In recent years, scientists have begun to apply multiscale computational tools to better understand the underlying patterns that govern how materials form. When combined with experiment and theory, computational tools offer new insights into principles governing materials synthesis. At PNNL, we are using this combination of theory, computation, and experiment to advance knowledge-driven synthesis of materials for applications in energy, optics, and electronics.
Understanding atomic-to-mesoscale synthesis
To control the creation of new functional materials, it is necessary to understand the forces that shape them at different scales. Our studies span the continuum from subatomic, to atomic, to molecular, to nanoscale, and beyond. These fundamental studies create foundational knowledge that will allow us to achieve real-time adaptive control over materials synthesis.

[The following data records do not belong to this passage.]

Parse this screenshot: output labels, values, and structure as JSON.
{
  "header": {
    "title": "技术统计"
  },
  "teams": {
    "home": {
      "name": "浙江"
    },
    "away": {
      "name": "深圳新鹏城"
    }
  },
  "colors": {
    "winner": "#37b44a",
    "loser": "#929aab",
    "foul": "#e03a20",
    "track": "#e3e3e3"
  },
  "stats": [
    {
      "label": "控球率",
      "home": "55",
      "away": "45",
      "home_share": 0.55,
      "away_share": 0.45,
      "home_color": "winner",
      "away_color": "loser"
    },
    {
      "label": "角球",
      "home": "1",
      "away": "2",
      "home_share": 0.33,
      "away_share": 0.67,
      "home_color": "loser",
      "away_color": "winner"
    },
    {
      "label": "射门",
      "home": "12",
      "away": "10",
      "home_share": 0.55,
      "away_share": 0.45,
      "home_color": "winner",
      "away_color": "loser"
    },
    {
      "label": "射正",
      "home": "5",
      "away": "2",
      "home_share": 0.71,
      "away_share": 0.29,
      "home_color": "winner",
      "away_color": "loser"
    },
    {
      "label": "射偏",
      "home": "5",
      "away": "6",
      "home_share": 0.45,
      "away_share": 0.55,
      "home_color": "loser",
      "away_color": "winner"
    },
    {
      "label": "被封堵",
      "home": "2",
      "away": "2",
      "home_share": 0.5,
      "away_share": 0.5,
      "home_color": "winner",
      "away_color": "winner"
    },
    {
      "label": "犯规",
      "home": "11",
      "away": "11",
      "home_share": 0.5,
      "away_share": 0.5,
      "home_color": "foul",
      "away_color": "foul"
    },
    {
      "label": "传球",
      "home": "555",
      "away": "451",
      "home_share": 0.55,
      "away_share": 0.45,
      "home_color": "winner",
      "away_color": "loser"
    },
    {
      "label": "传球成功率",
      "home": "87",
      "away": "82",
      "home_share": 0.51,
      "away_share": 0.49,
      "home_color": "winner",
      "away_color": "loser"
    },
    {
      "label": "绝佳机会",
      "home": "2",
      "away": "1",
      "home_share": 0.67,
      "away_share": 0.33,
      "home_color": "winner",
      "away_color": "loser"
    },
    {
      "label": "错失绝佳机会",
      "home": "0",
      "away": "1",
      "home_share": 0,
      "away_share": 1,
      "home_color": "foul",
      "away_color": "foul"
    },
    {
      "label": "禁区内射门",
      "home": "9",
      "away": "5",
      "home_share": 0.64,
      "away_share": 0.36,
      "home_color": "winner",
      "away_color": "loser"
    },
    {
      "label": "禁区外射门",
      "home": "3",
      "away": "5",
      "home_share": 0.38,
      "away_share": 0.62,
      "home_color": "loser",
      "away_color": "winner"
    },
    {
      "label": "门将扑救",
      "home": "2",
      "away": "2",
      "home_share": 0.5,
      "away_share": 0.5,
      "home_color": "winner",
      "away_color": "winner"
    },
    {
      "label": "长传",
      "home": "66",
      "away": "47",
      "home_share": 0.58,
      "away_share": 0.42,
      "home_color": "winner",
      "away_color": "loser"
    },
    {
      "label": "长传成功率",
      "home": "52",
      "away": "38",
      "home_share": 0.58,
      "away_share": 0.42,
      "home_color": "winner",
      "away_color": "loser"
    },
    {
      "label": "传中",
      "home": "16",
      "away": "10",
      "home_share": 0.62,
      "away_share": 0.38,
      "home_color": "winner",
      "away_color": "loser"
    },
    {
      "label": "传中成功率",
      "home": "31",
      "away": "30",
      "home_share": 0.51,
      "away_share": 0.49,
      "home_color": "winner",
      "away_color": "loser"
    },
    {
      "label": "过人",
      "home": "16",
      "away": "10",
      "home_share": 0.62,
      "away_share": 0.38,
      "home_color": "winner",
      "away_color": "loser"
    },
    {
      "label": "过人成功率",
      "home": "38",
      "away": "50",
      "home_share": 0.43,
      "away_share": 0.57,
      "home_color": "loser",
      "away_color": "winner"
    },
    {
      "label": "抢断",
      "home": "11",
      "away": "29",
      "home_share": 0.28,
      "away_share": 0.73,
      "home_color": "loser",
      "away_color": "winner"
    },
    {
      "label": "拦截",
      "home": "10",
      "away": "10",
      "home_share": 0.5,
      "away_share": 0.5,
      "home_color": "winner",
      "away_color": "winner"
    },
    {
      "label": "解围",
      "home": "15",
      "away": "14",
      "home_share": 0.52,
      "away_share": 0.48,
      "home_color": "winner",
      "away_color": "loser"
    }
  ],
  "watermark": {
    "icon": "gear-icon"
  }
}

For instance, an understanding of superlattice structures formed during nanoparticle self-assembly is important to tailoring superlattice properties. However, key questions remain about how individual nanoparticles behave within emerging superlattice patterns. PNNL researchers are using advanced transmission electron microscopy equipped with direct detection camera capabilities to track individual nanoparticles in real time. Measurements obtained using these tools allow a calculation of the atomic forces competing to drive the assembly process, providing a fundamental understanding of the dynamics involved in the assembly process, and ultimately enabling investigators to control the design of nanoparticle superlattices.
Studies such as these provide the tools to predict and tune nanoparticle syntheses based on physical theories and empirical observations.
Making better materials atom by atom
Studying the nanostructure of metal alloys atom by atom allowed PNNL researchers to see their alignment and then manipulate it to make the strongest titanium alloy ever developed. The team used electron microscopy to study the metal at nanometer scale and used 3D atom probe tomography to study individual atoms at EMSL, the Environmental Molecular Sciences Laboratory, a DOE Office of Science user facility. The scientists are constructing atomic maps using this technique to see where each individual atom is located within any given sample. This new understanding could lead to the creation of light, high-strength alloys for vehicles and other industrial applications.